Thursday, January 24, 2008

Mile End

Right then, the "b" in "blog" is not supposed to be for boring. In my jobquest I often find myself stumbling upon blogs when I research companies or just google something inane; some quite poor, some quite wonderful. It made me take a step back and read some of my own entries and that's quite enough self-consciousness, back to the entry. Also no more talking shit about other blogs, just promotion and complaining about my day-to-day life. I'm glad we had this little pep talk.

Very late last night, which would be this morning, I stumbled (I seem to do a lot of stumbling) upon "The Midwest Teen Sex Show" (MTSS). Quotes, or italics? I've only watched the first couple of videos, but I really loved this one on abstinence. It's a forum or more of a jump-off point for dialogue about sex. Sex talk is not nearly as taboo as it was even fifteen years ago it seems like. Or maybe I just didn't get some of the jokes then. No, the ability to hold open discussion of sex has definitely increased greatly in my lifetime. Same goes for poop to an extent - as far as the taboo business - but not everyone wants to engage in an open discussion of it with me at all times. But they'll still watch two girls, one cup. So yes, a virtual high-five to this Nikol chick for promoting greater sexual discussion and keeping a sense of humor on the matter.

Somewhere on the MTSS site I am sure they discuss that sex is perfectly healthy and normal. As I read in Wired recently, the same cannot be said for your powerbar. Personally I had a brief addiction to Zone bars, but my love affair dwindled after I noticed I seem to be mildly allergic to the processed soy contained in all of our beloved supplement bars. Soy milk totally fucks me up, and I love the cow stuff, even if it is probably killing me and has yet to be confirmed. This is just another in a long line of stupid things I am allergic too that includes: kiwi, peaches, plums (together, stone fruits), carrots, and raw almonds. I can eat all of these foods when cooked, including soy, and I've yet to discover the common link.

Last night I also went Rancid crazy, putting that video for Time Bomb down as nostalgia central. I think you can see an Op Ivy logo/album cover in one of the video's panning shots, as well as what looks like The Specials ska man. Greatest for me, however, is a shot or two that shows a building that says Streitz Matzos (couldn't find a good link, but just check out Passover some time). I also didn't mind a quick shot of girls in plaid skirts.

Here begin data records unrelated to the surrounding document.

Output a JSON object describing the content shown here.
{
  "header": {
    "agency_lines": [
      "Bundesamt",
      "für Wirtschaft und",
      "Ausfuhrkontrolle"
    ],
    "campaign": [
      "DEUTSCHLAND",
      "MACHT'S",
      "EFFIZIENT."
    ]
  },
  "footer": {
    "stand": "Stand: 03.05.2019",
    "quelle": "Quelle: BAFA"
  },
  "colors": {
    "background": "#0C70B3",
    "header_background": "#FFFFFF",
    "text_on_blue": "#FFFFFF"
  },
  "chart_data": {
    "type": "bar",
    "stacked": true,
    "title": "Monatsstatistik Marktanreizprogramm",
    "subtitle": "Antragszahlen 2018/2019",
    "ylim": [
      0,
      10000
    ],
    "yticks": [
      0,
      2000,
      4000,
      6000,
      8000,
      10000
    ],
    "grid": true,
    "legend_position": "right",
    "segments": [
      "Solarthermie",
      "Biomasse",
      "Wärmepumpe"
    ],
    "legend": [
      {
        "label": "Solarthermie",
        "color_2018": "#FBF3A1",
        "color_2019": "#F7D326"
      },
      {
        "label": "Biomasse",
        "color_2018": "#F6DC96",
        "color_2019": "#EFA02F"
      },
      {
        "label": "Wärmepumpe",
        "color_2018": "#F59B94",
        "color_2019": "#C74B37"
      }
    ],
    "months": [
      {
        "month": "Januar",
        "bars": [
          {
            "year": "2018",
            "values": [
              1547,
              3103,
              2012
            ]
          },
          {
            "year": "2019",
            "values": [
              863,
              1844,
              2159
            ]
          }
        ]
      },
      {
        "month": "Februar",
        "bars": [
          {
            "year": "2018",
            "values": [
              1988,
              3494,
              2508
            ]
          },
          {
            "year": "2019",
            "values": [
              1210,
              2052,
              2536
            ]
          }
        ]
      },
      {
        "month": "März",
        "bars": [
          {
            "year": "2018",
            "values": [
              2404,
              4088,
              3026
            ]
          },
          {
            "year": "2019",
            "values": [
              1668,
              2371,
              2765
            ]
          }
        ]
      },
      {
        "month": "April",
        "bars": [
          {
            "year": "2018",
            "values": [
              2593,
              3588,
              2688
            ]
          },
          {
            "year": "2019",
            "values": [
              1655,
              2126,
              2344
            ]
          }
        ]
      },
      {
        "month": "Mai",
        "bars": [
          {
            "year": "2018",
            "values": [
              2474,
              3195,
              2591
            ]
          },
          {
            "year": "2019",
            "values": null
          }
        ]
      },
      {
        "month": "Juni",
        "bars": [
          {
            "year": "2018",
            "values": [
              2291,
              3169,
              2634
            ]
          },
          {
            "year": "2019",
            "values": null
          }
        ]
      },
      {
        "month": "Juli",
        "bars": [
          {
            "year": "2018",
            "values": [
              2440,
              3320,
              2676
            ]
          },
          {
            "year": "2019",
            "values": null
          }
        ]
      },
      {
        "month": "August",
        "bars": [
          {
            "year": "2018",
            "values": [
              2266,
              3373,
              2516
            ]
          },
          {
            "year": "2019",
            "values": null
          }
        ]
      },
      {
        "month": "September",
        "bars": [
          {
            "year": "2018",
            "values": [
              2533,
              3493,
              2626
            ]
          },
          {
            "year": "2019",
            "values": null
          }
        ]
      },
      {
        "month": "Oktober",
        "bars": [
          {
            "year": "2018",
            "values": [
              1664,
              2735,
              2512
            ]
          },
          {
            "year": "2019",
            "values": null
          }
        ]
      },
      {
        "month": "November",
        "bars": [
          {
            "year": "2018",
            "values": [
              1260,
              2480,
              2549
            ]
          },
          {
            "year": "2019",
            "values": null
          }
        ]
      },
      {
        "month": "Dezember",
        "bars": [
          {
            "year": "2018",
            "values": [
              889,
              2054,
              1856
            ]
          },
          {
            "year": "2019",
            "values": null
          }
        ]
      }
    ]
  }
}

I'll also take this opportunity to reference Anvil!, a documentary recently premiered at Sundance that has been very well received (even by Robert Redford if you watch that video). Since I did fall asleep to Metallica's And Justice for All… every night for the better part of a year in middle school, I might just have to see a documentary devoted to the alleged fathers of speed metal. Oh Metallica, there' really is nothing quite like Blackened to put a twelve year-old to sleep.